There are always plenty of points to be made questioning the sustainability of any elite statistical run, but we must still allow for the possibility that a performance is unique because a player is unique. Beyond hitting ability, if we didn’t care about word count, we could talk all day about Moncada’s defense, sprint speed, and base-running all ranking in the top-5 among starting third basemen in Major League Baseball. When looking at the complete package, an explanation for out-of-the-ordinary results doesn’t always need to be overly complex.
We think it’s worth gently pointing out a place where data without context can lead anyone astray. We simply thought it was a bold statement to assert that despite excellent outcomes, elite underlying metrics and passing the eye test with flying colors, Moncada “got lucky everywhere” because of two regression plots with four total variables. Few relationships in baseball are one-to-one, and it doesn’t make sense to draw massive conclusions based on a single low r-squared (or two). We can’t know if any single variable is a significant predictor of anything without accounting for the myriad of other factors that play a role in explaining a dependent variable. Outcomes in baseball are murky enough that null hypothesis testing is rarely as straightforward as we’d like it to be.
Even if there is a high r-squared while accounting for several variables, context is still everything in baseball and statistics. There’s a rigorous methodology to using a regression analysis to defend a hypothesis, and it’s only really necessary when we need large-scale insight on something we’re not otherwise seeing. With Moncada, the answers are in the batted ball profile, expected stats, and, yes, the eye test. Regression analyses just seem like a little overkill.

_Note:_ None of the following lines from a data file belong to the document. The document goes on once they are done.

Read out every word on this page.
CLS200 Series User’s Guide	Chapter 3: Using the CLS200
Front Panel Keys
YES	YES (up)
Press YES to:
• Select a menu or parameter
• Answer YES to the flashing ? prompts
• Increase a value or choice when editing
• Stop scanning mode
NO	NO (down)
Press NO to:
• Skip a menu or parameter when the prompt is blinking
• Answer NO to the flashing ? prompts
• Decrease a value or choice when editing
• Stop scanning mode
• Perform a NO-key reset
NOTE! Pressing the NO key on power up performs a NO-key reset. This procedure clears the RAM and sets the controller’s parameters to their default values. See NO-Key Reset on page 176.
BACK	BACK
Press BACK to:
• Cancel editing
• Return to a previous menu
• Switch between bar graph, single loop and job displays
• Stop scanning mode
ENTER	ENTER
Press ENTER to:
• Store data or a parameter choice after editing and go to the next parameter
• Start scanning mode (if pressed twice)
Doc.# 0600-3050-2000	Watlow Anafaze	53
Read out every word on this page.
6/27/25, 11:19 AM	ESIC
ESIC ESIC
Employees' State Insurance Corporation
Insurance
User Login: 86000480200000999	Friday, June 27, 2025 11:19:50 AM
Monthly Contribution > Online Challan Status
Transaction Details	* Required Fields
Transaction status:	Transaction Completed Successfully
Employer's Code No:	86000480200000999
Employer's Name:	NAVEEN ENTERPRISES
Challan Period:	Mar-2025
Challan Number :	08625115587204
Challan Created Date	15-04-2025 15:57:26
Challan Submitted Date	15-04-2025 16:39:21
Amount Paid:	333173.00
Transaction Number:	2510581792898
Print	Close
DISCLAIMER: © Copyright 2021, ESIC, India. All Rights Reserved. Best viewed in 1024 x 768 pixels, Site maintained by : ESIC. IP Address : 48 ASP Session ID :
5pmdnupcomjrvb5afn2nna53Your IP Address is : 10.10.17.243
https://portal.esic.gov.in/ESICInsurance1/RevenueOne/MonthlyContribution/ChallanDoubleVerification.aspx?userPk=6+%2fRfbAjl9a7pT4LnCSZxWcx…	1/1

That being the case, when something looks like a duck, walks like a duck, swings like a duck, and has a duck’s xwOBA, we don’t need great lengths to find out whether it’s actually a duck. It sounds frighteningly old-school, but there’s no need to overthink some things. The MLB database is full of molehills waiting to be turned into mountains. We can’t say if Yoan Moncada will hit .315 or be 40% better than league average on offense, or where the precise statistical line is between meeting expectations or failing to follow up next season. But it is eminently clear to us that there’s no need to question whether he’s as talented as his stat line was impressive. So, is Yoan Moncada actually good? Yes, silly goose. He’s very good.